For up to two years of postdoctoral research, the fellows—Sahil Loomba of Imperial College London, Shilpa Pothapragada of Tata Institute of Fundamental Research, Krishnakant Saboo of the University of Illinois Urbana-Champaign, Susmita Sarkar of Purdue University, and Sridevi Venkatesan of the University of Toronto—will receive a stipend of US$100,000.
The Schmidt Science Fellows are assigned to world-class researchers and famous laboratories to work on a field that is different from their Ph.D. topic in an effort to promote interdisciplinary study.
An engineer from IIT-Delhi will change his focus from statistical network modeling to causal inference as part of the Loomba initiative, measuring the effects of massive public health campaigns on independently observable outcomes like vaccination uptake.
Pothapragada, a doctoral student at the Tata Institute of Fundamental Research in Hyderabad, majored in biochemistry during her undergraduate and graduate studies before switching to bioengineering and concentrating on women’s health.
Saboo, an IIT-Bombay electrical engineering graduate with a focus on communications and signal processing, will switch her attention from computer engineering to neuroscience in order to create customized models of abnormal brain activity that support epilepsy diagnosis and brain stimulation-based treatment.
To pursue her master’s degree at Missouri University of Science and Technology, Sarkar relocated from northeast India to the United States.
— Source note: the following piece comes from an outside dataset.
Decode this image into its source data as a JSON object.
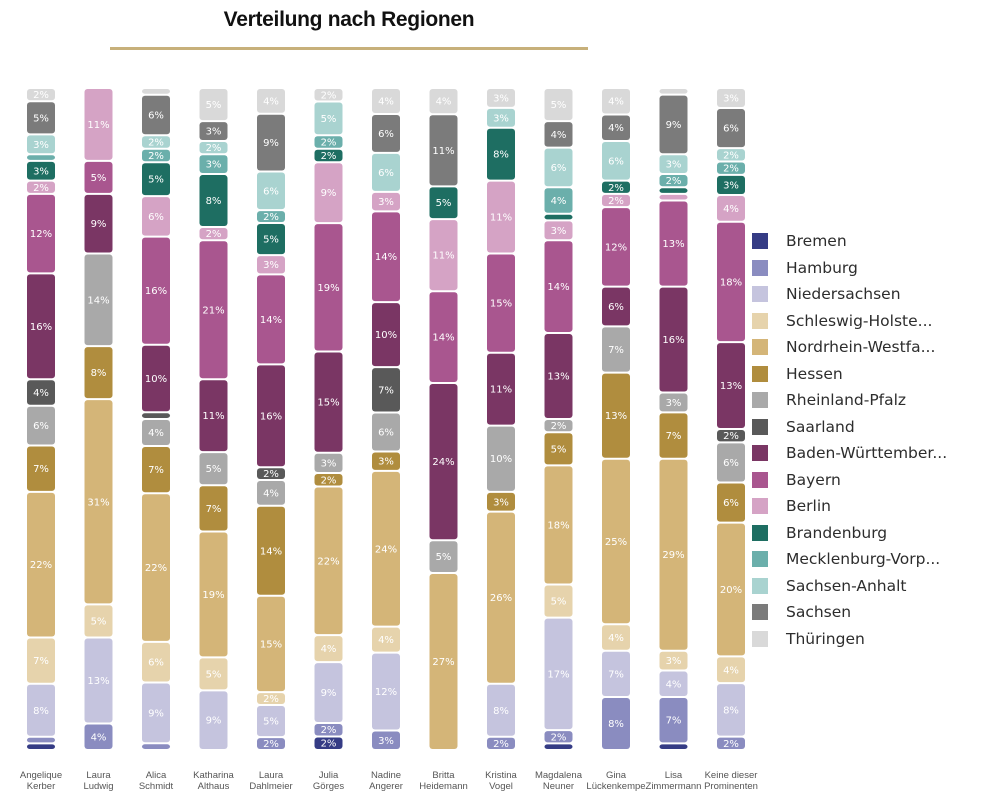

Her focus will shift from mechanical engineering to chemical engineering as she develops wearable technology for healthcare purposes.
Venkatesan, a University of Toronto doctorate candidate, will go from neuroscience to genetics and genomics to create a precision medicine platform for uncommon hereditary brain illnesses, enhancing accessibility to diagnoses and therapies worldwide. Her study centered on understanding how neurotransmitter pathway abnormalities result in cognitive deficiencies and developing therapies to reestablish regular neuron activity.